While industry outsiders romanticize Hollywood to be all glitz and
glam, through Ralph’s candid new book the seasoned actress takes you
inside, dishing on the highs and lows of the business. “I talk about
fame in the book, I talk about how fame can be an unkind friend,” says
Ralph.

After over 30 years in show business, Ralph still stands with unwavering fortitude, grace and beauty. 

Why is it important to redefine diva right now?

We’ve got to know that diva means Divinely Inspired Victoriously Alive.
Diva is one of those words that have just been thrown around. People
have forgotten that at her best, diva was a goddess and she put her best
out there. Diva was there to make everything alright; she was out there
with her charm, her good looks, with her power, with her magnetism. It
wasn’t just for her, it was to shed light for everybody, she was not a
selfish goddess, and she was just so fabulous.

In the book, you were very vocal about your issues with
Brandy and even Diana Ross, being that people thought your character was
loosely based on her while starring in Dreamgirls, do you regret putting any of this in the book?

How can I have regrets about my truth? A lot of folks write books and
then they have to come back and say ‘oh wait that’s not true.’ A lot of
best sellers have written lies. I’m not unhappy about telling my truth.
Diana Ross is a legendary woman and everything is alright between us
now. With me and Brandy I don’t hold anything against her now because
she was a child then and the fact that [we can talk now] lets me know
that she’s a woman now.

What was it like on the set of Moesha? The young brother that played Hakeem sadly passed away in 2005 with little to no fanfare.

No fanfare! It was very very sad we all went to the funeral, death is
never timely and he died in a very untimely way, just awful. Moesha was
on for an incredible amount of seasons, and I was involved in one of
the greatest sitcoms on TV.  People still call me ‘Moesha-momma,’ not
‘Moesha’s mother,’ but ‘Moesha-momma.’

Tell us about your stance on not compromising your integrity when it came to choosing a role.

I wasn’t trying to play a hooker, hoe or the welfare mother, which
was just me. That was my choice. I didn’t want to play the maid. So
people said I was stupid, somebody told me I would never work.  But
guess what, I have a story to tell.

What advice do you have for the black actresses or better yet
black reality TV stars who seem to be signing up for demeaning shows
just for the money?

There’s a line in [the contracts] that say we have the right to
ridicule you and I don’t think we should give away that right to
anybody. You’re not just ridiculing yourself, you are ridiculing your
people, your daughters, your sisters and your friends.
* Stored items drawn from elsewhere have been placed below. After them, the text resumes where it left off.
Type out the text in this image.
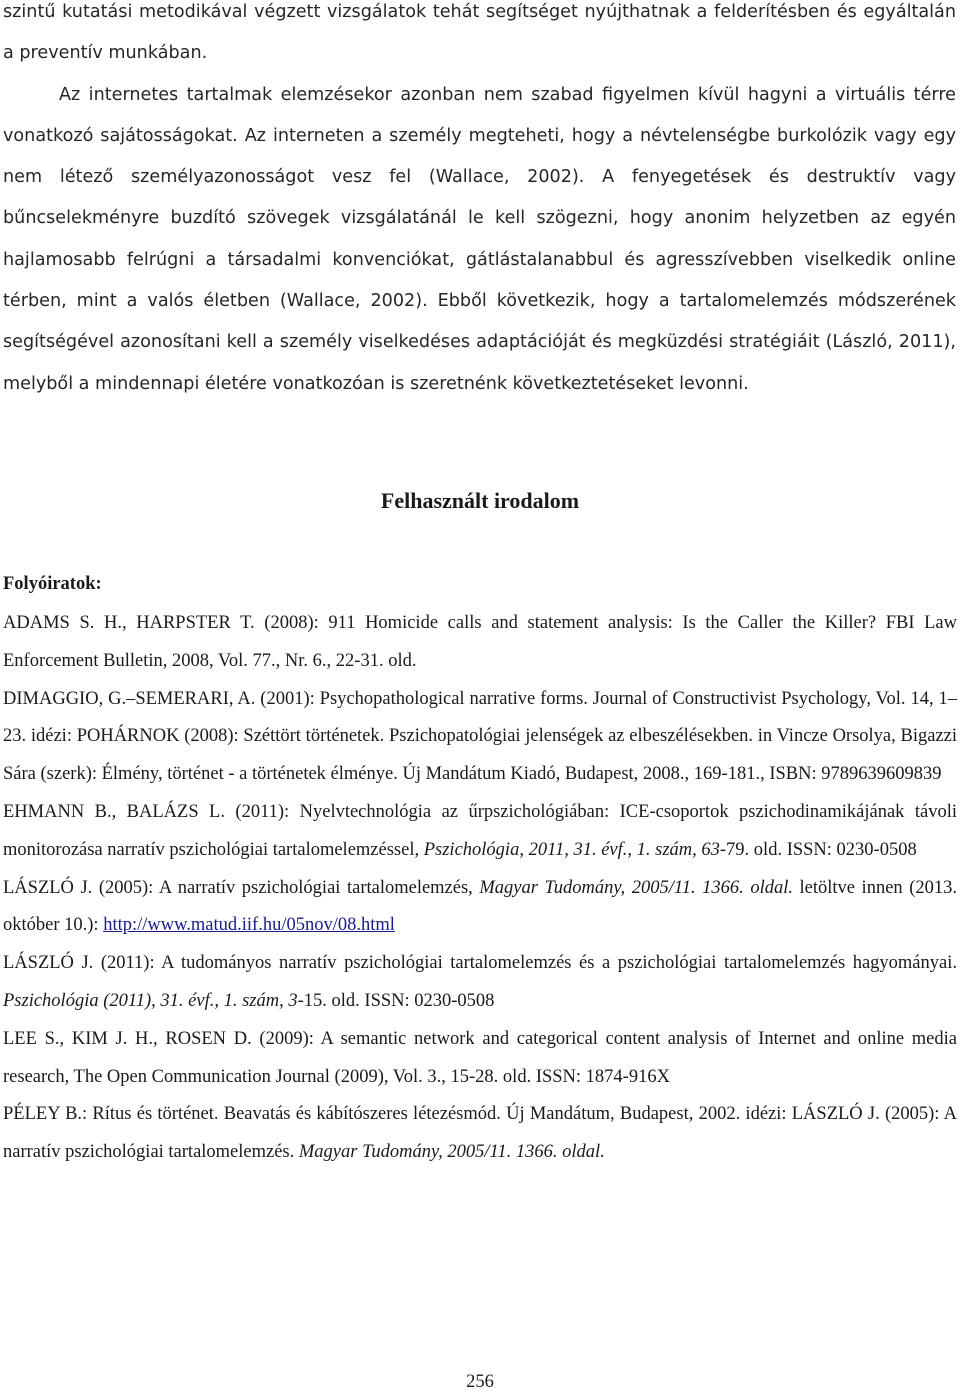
szintű kutatási metodikával végzett vizsgálatok tehát segítséget nyújthatnak a felderítésben és egyáltalán a preventív munkában.

Az internetes tartalmak elemzésekor azonban nem szabad figyelmen kívül hagyni a virtuális térre vonatkozó sajátosságokat. Az interneten a személy megteheti, hogy a névtelenségbe burkolózik vagy egy nem létező személyazonosságot vesz fel (Wallace, 2002). A fenyegetések és destruktív vagy bűncselekményre buzdító szövegek vizsgálatánál le kell szögezni, hogy anonim helyzetben az egyén hajlamosabb felrúgni a társadalmi konvenciókat, gátlástalanabbul és agresszívebben viselkedik online térben, mint a valós életben (Wallace, 2002). Ebből következik, hogy a tartalomelemzés módszerének segítségével azonosítani kell a személy viselkedéses adaptációját és megküzdési stratégiáit (László, 2011), melyből a mindennapi életére vonatkozóan is szeretnénk következtetéseket levonni.

Felhasznált irodalom
Folyóiratok:

ADAMS S. H., HARPSTER T. (2008): 911 Homicide calls and statement analysis: Is the Caller the Killer? FBI Law Enforcement Bulletin, 2008, Vol. 77., Nr. 6., 22-31. old.

DIMAGGIO, G.–SEMERARI, A. (2001): Psychopathological narrative forms. Journal of Constructivist Psychology, Vol. 14, 1–23. idézi: POHÁRNOK (2008): Széttört történetek. Pszichopatológiai jelenségek az elbeszélésekben. in Vincze Orsolya, Bigazzi Sára (szerk): Élmény, történet - a történetek élménye. Új Mandátum Kiadó, Budapest, 2008., 169-181., ISBN: 9789639609839

EHMANN B., BALÁZS L. (2011): Nyelvtechnológia az űrpszichológiában: ICE-csoportok pszichodinamikájának távoli monitorozása narratív pszichológiai tartalomelemzéssel, Pszichológia, 2011, 31. évf., 1. szám, 63-79. old. ISSN: 0230-0508

LÁSZLÓ J. (2005): A narratív pszichológiai tartalomelemzés, Magyar Tudomány, 2005/11. 1366. oldal. letöltve innen (2013. október 10.): http://www.matud.iif.hu/05nov/08.html

LÁSZLÓ J. (2011): A tudományos narratív pszichológiai tartalomelemzés és a pszichológiai tartalomelemzés hagyományai. Pszichológia (2011), 31. évf., 1. szám, 3-15. old. ISSN: 0230-0508

LEE S., KIM J. H., ROSEN D. (2009): A semantic network and categorical content analysis of Internet and online media research, The Open Communication Journal (2009), Vol. 3., 15-28. old. ISSN: 1874-916X

PÉLEY B.: Rítus és történet. Beavatás és kábítószeres létezésmód. Új Mandátum, Budapest, 2002. idézi: LÁSZLÓ J. (2005): A narratív pszichológiai tartalomelemzés. Magyar Tudomány, 2005/11. 1366. oldal.

256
I dare us to do
better.  We must choose better, I cannot take another young women over
35 who should know better, hitting someone, fighting each other,
spitting at each other, taking off their high heels and thinking that
that’s the kind of behavior you teach our daughter, because it’s not
just your daughter, it’s our daughters, it’s all of our children, that
is not the way women should behave.

How do you think the black community can change this?

When we come together and have a meeting of the minds and look at how
we view ourselves, how we open up our arms to ourselves, how much
social currency we build with ourselves.

What advice do you have for young people of the arts having a hard time pursuing their careers?

Find a good mentor and they are out there. None of us got here by
ourselves; somebody did something, no matter how small or how large. You
have to do the same thing for someone else, help them with their
dreams.

What’s next for you?

From your mouth to God’s ear, I pray that the right show will come together. Let’s talk about what’s really going on now!